A inserção do DIU requer a exclusão de gravidez e infecções pélvicas ativas. Pacientes com suspeita de gravidez, infecção genital ou lesões cervicais não investigadas (como antes de uma colposcopia) não são candidatas à inserção imediata. Érica, sem gravidez e com histórico de aborto, é a candidata mais adequada após confirmação da ausência de gestação.
A inserção do Dispositivo Intrauterino (DIU) é um procedimento comum na atenção primária e um método contraceptivo de longa duração altamente eficaz. É fundamental que o médico de Família e Comunidade domine os critérios de elegibilidade e as contraindicações para garantir a segurança da paciente. A avaliação pré-inserção deve ser rigorosa para evitar complicações.

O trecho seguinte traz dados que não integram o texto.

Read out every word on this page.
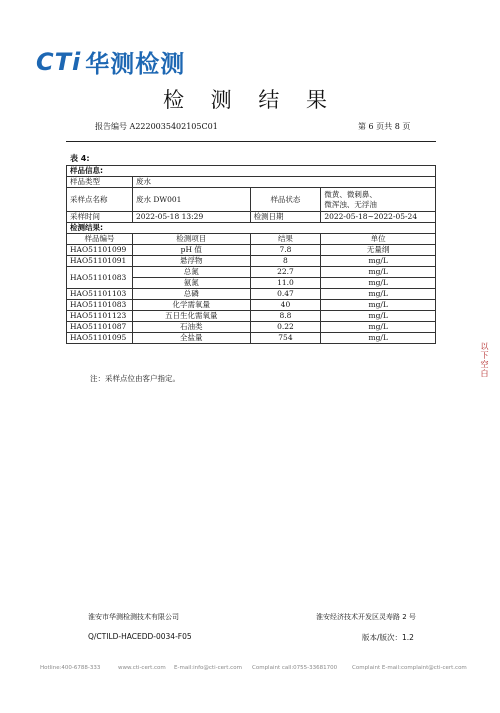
CTi 华测检测
检 测 结 果
报告编号 A2220035402105C01	第 6 页共 8 页
表 4:
样品信息:			
样品类型	废水		
采样点名称	废水 DW001	样品状态	微黄、微刺鼻、
微浑浊、无浮油

采样时间	2022-05-18 13:29	检测日期	2022-05-18~2022-05-24
检测结果:			
样品编号	检测项目	结果	单位
HAO51101099	pH 值	7.8	无量纲
HAO51101091	悬浮物	8	mg/L
HAO51101083	总氮	22.7	mg/L
	氨氮	11.0	mg/L
HAO51101103	总磷	0.47	mg/L
HAO51101083	化学需氧量	40	mg/L
HAO51101123	五日生化需氧量	8.8	mg/L
HAO51101087	石油类	0.22	mg/L
HAO51101095	全盐量	754	mg/L
注：采样点位由客户指定。
以下空白
淮安市华测检测技术有限公司	淮安经济技术开发区灵寿路 2 号
Q/CTILD-HACEDD-0034-F05	版本/版次：1.2
Hotline:400-6788-333	www.cti-cert.com E-mail:info@cti-cert.com Complaint call:0755-33681700	Complaint E-mail:complaint@cti-cert.com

Os critérios de elegibilidade da OMS (Organização Mundial da Saúde) são amplamente utilizados. As contraindicações absolutas incluem gravidez confirmada ou suspeita, infecção pélvica ativa (Doença Inflamatória Pélvica, cervicite purulenta), sangramento vaginal inexplicado (até que a causa seja investigada), neoplasias ginecológicas (câncer de colo uterino ou endométrio) e malformações uterinas que distorçam a cavidade. No caso das pacientes apresentadas: Luíza aguarda BetaHCG, então há suspeita de gravidez. Carolina fará colposcopia, indicando que há uma lesão cervical a ser investigada, o que contraindica a inserção até o resultado. Fernanda apresenta sinais de infecção pélvica ativa (dor, leucorreia, dor à mobilização do colo e anexos), o que é uma contraindicação absoluta. Érica, sem gravidez e com histórico de aborto, é a única candidata elegível, desde que não haja outras contraindicações e após a confirmação da ausência de gravidez e avaliação ultrassonográfica.
As contraindicações absolutas incluem gravidez confirmada ou suspeita, infecção pélvica ativa (Doença Inflamatória Pélvica, cervicite purulenta), sangramento vaginal inexplicado e neoplasias ginecológicas (câncer de colo uterino ou endométrio).
A inserção do DIU em uma mulher grávida pode levar a aborto séptico, infecção, perfuração uterina e complicações graves para a mãe e o feto, sendo uma contraindicação formal.
Não, uma história de aborto espontâneo não é uma contraindicação para o DIU. Pelo contrário, o DIU é um método contraceptivo eficaz e seguro para mulheres que desejam evitar futuras gestações, após a resolução do aborto.